Personal Finance

How delisting offers work

Aarati Krishnan | Updated on June 28, 2020

Do not rush to exit when delisting offers come up in depressed markets

While IPOs have dried up with Covid-19, delisting proposals seem to be gathering steam.

Vedanta, Hexaware Technologies, Adani Power and Prabhat Dairy are a few of the listed companies that have recently announced plans to delist.

Given that delisting is not a very frequent occurrence in the Indian market, here’s what you as a shareholder need to know.

Types of delisting

Under Indian laws, a company may seek to delist from the exchanges in three situations.

One, it may wish to continue trading on just one or two exchanges, preferring to delist from other exchanges.

Here, there’s no effect on shareholders.

Two, a stock exchange may take a decision to compulsorily delist a company if it is found to be violating listing rules, trading infrequently or is defunct. Here, the promoter is required to acquire the shares from the public within three months of the delisting, at a fair price decided by independent valuers.

Three, the promoter of a company may decide to voluntarily delist it to fully control its ownership. Here, SEBI rules require the company to give public shareholders a fair exit through the reverse-book-building route. It is this type of delisting that we’ll deal with here.

How it’s done

The first indication you’ll get of your company’s plans to delist is its intimation to the stock exchange that its board has approved the delisting proposal.

Thereafter, the company will write to you asking you to vote through postal ballot to approve delisting.

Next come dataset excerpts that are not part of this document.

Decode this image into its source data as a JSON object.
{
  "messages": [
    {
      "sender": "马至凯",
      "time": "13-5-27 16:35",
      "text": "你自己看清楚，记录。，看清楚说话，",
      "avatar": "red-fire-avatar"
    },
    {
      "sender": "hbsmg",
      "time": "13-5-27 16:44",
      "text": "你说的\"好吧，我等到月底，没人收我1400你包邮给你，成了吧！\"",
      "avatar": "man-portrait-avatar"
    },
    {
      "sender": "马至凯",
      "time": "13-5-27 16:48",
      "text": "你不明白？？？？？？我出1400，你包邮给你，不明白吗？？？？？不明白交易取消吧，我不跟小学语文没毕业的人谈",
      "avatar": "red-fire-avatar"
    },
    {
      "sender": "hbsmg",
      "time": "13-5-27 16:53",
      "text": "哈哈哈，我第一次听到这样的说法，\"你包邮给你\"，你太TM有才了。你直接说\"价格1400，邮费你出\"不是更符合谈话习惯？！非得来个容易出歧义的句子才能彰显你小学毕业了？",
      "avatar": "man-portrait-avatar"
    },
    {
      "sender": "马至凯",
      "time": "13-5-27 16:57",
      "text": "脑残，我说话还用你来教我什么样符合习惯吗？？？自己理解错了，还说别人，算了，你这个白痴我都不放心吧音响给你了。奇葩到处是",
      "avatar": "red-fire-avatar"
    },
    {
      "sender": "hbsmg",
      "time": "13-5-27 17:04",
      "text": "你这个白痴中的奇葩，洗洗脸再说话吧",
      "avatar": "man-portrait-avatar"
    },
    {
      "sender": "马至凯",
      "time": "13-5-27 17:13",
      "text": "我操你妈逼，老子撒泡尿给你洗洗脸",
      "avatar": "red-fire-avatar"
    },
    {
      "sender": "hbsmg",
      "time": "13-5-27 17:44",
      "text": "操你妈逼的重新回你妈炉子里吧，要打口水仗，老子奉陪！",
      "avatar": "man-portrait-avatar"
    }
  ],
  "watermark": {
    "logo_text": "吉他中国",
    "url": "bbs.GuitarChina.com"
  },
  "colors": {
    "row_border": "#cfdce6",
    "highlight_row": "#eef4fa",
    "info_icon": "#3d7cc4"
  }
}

Unless public shareholders vote in favour of this special resolution in the ratio of 2:1, the company cannot proceed with the delisting.

Once the vote is through, the company applies to the stock exchange for in-principle approval to delist.

Within a day of receiving approval from the exchanges, the company needs to make a public announcement of the delisting offer through a national newspaper. The offer will be launched within seven days of the announcement and remain open for five days.

The tendering of shares towards delisting is a completely electronic process. If you hold demat shares, you can participate through your stock broker to electronically enter your bids on the platform specifically opened by the exchanges. To receive the offer letter and bidding details, it is critical that your email address is updated in your demat account.

How it works

The Securities and Exchange Board of India (SEBI) prescribes reverse-book-building for promoters to buy out their public shareholding when they seek to delist.

In an IPO, the company sets a price band within which you bid for allotment. In a delisting offer, the promoter sets a floor price. The floor price is usually decided based on the average traded price of the stock in the 26 weeks before the first delisting announcement.

Once the offer opens, investors wanting to tender their shares can bid at or above the floor price.

The final offer price is ‘discovered’ as the lowest price at which the promoter is able to mop up enough shares to reach a 90 per cent equity stake.

All bids at or below the discovered price will be accepted.

Success or failure

There’s no cap on the price at which shareholders can bid in a delisting offer to part with their shares. In the past, this has led to situations where some bidders demand extraordinary premiums over the floor price.

Last year, the delisting offer of Linde India saw the discovered price at ₹2,025 per share against the floor price of ₹428.

In such cases, the promoter has the right to either accept or reject the discovered price. In the latter, the delisting gets shelved.

The delisting can also fall through if the promoter doesn’t mop up enough shares to get to the 90 per cent mark. In the past, however, companies, particularly MNCs that have had their delisting offers thwarted, have had a second shot at it a couple of years later.

Investors can tender their shares to the promoter at any time within a year after the book-building, which the promoter must accept at the discovered price.

Making the most

To get the maximum bang for the buck from a delisting offer, there are three factors for investors to keep in mind.

One, tendering your shares in a delisting transaction is an irreversible decision. The current market price of the share or even the floor price may not be accurate indicators of the company’s future potential.

Try and gauge the fair value based on metrics such as price-to-book value and 10-year average PE before bidding.

Bidding too low is the biggest risk because the promoter can buy you out at a discount to the discovered price.

Two, watch out for advice from proxy advisory firms on whether you should take up the offer. Three, if you are unsure of what to bid in the offer, wait until the last day for news about the price at which institutions have bid. Else, even after the offer, you can tender your shares within one year.

Overall, if you own shares in a good business, do not rush to exit when delisting offers come up in depressed markets.

Given that there may be repeated attempts, biding your time can lead to better payoffs.